The size and style of the St. Peter painting makes it stand out. It is the largest painting in the show, measuring 2 1/2 feet high and 1 1/2 feet wide. This indicates, scholars say, that originally the painting was prominently placed on the iconostasis, the screenlike partition separating sanctuary and nave in Orthodox churches. To raise money to pay for the picture, Dumbarton Oaks sold an 1899 Matisse painting and a Picasso watercolor.
In style the recently acquired picture is impressively realistic. The Apostle's long nose and intently furrowed brow are typical of the Byzantine formula and yet, almost as if the picture were a portrait, they strikingly suggest his worldly existence as fisherman.
Even so, the realism of this image is only relative. The saint's oblique gaze is inward-looking, spiritual; the swirls of paint used to model the head, hair and beard are elegant and abstract.
Byzantine art in all of its manifestations--architecture, painting, mosaic murals, ivory carvings, metalwork, manuscript illuminations--attests to an ordered, hierarchical, theocratic view of the cosmos. The most remarkable aspect of this art is its consistency of purpose over the centuries from the founding of Constantinople by the Emperor Constantine in 330 to the city's capture by the Ottoman Turks in 1453.
The little Dumbarton Oaks exhibition demonstrates this consistency, but it also suggests an expressive diversity. The show takes up only two display cases, but the range of both style and quality is quite broad, from the dry, linear stylization of "St. Spyridon," to the hovering spirituality of "Archangel Gabriel," to the realism of "St. Peter."

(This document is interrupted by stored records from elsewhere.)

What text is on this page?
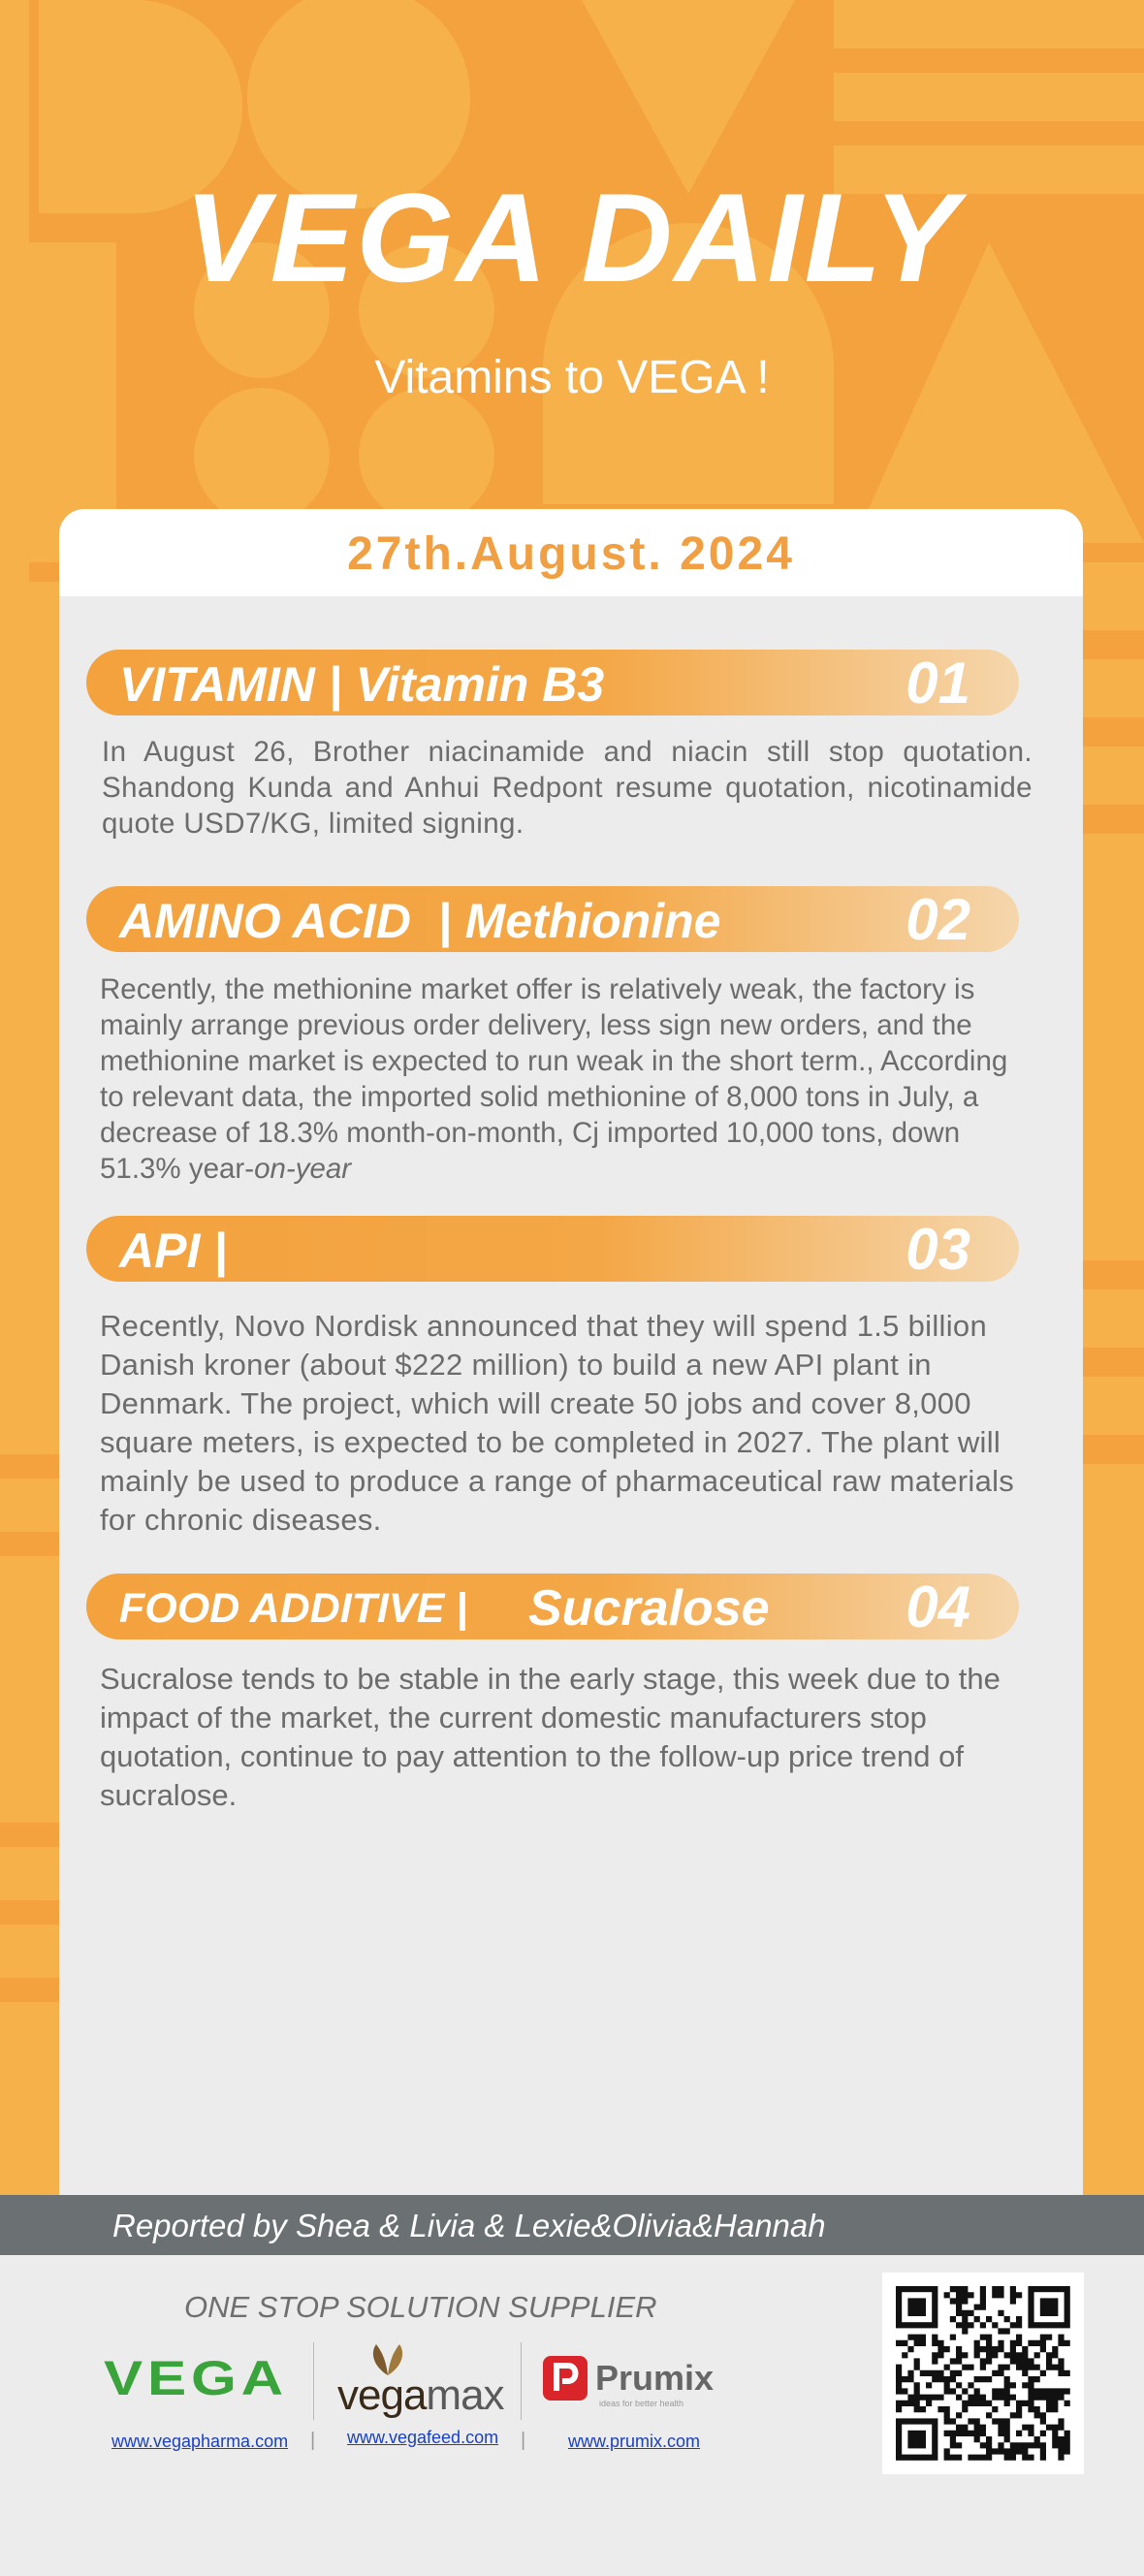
VEGA DAILY
Vitamins to VEGA !
27th.August. 2024
VITAMIN | Vitamin B3	01

In August 26, Brother niacinamide and niacin still stop quotation. Shandong Kunda and Anhui Redpont resume quotation, nicotinamide quote USD7/KG, limited signing.

AMINO ACID  | Methionine	02

Recently, the methionine market offer is relatively weak, the factory is mainly arrange previous order delivery, less sign new orders, and the methionine market is expected to run weak in the short term., According to relevant data, the imported solid methionine of 8,000 tons in July, a decrease of 18.3% month-on-month, Cj imported 10,000 tons, down 51.3% year-on-year

API |	03

Recently, Novo Nordisk announced that they will spend 1.5 billion Danish kroner (about $222 million) to build a new API plant in Denmark. The project, which will create 50 jobs and cover 8,000 square meters, is expected to be completed in 2027. The plant will mainly be used to produce a range of pharmaceutical raw materials for chronic diseases.

FOOD ADDITIVE | Sucralose 04

Sucralose tends to be stable in the early stage, this week due to the impact of the market, the current domestic manufacturers stop quotation, continue to pay attention to the follow-up price trend of sucralose.

Reported by Shea & Livia & Lexie&Olivia&Hannah
ONE STOP SOLUTION SUPPLIER
VEGA vegamax	Prumix
ideas for better health
www.vegapharma.com | www.vegafeed.com | www.prumix.com
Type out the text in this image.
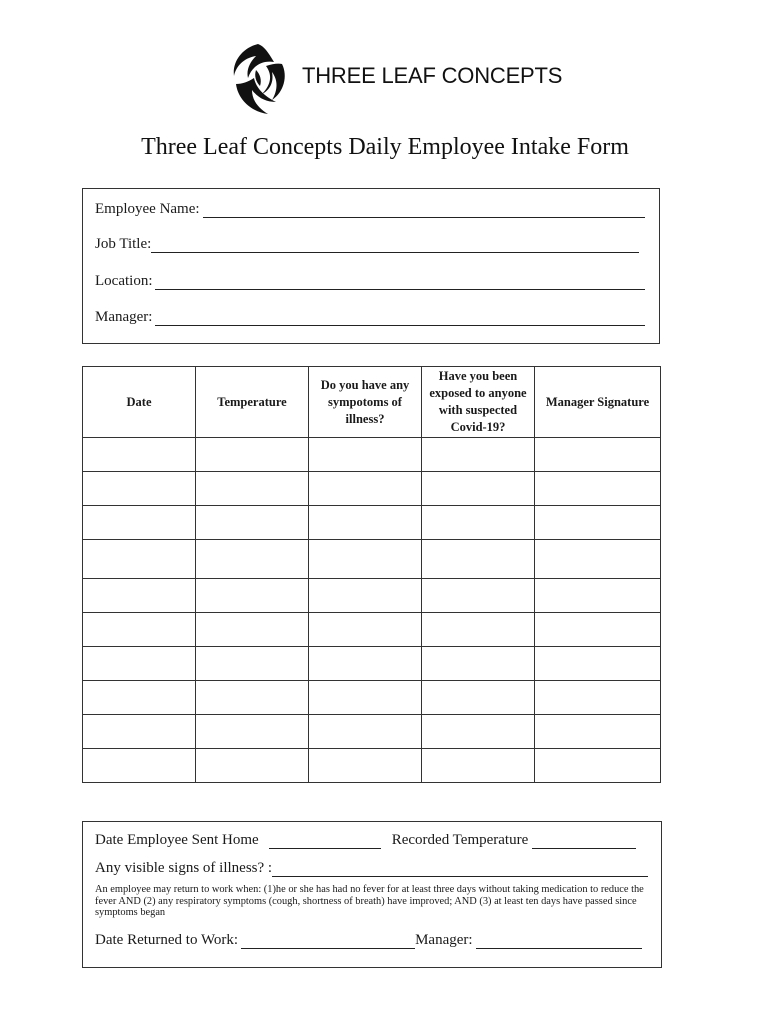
THREE LEAF CONCEPTS
Three Leaf Concepts Daily Employee Intake Form
Employee Name:
Job Title:
Location:
Manager:
Date	Temperature	Do you have any sympotoms of illness?	Have you been exposed to anyone with suspected Covid-19?	Manager Signature

Date Employee Sent Home	Recorded Temperature
Any visible signs of illness? :
An employee may return to work when: (1)he or she has had no fever for at least three days without taking medication to reduce the fever AND (2) any respiratory symptoms (cough, shortness of breath) have improved; AND (3) at least ten days have passed since symptoms began
Date Returned to Work:	Manager:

For an example of Byzantine art at its most refined, viewers simply need shift their eyes downward from "St. Peter" to an amazing mosaic depiction of "The Forty Martyrs of Sebaste." In this 14th-century miniature, 40 Roman soldiers (who died exposed upon a frozen lake rather than recant their Christian vows) are exquisitely rendered with bits of stone smaller than pinheads. Each elongated figure is much the same--the tiny picture is in itself an essay in Byzantine transmutation of the classic nude--and each is a little masterpiece.
The exhibition was organized by Susan Boyd, curator of the Byzantine Collection at Dumbarton Oaks, and Gary Vikan, associate curator for Byzantine art studies. They point out that even among experts, knowledge of the range of Byzantine icon painting has been limited for the simple reason that most of the earlier icons were destroyed in the fierce struggles between the monasteries and the iconoclasts during the eighth and ninth centuries.
This show is another building block in director Constable's campaign to open up and popularize one of the city's finest, and least known, museums. Dumbarton Oaks, located high on the Georgetown hill at 1703 32nd St. NW, is open daily except Mondays from 2 to 5 p.m. "Masterpieces of Byzantine Icon Painting" will remain on view through June 26.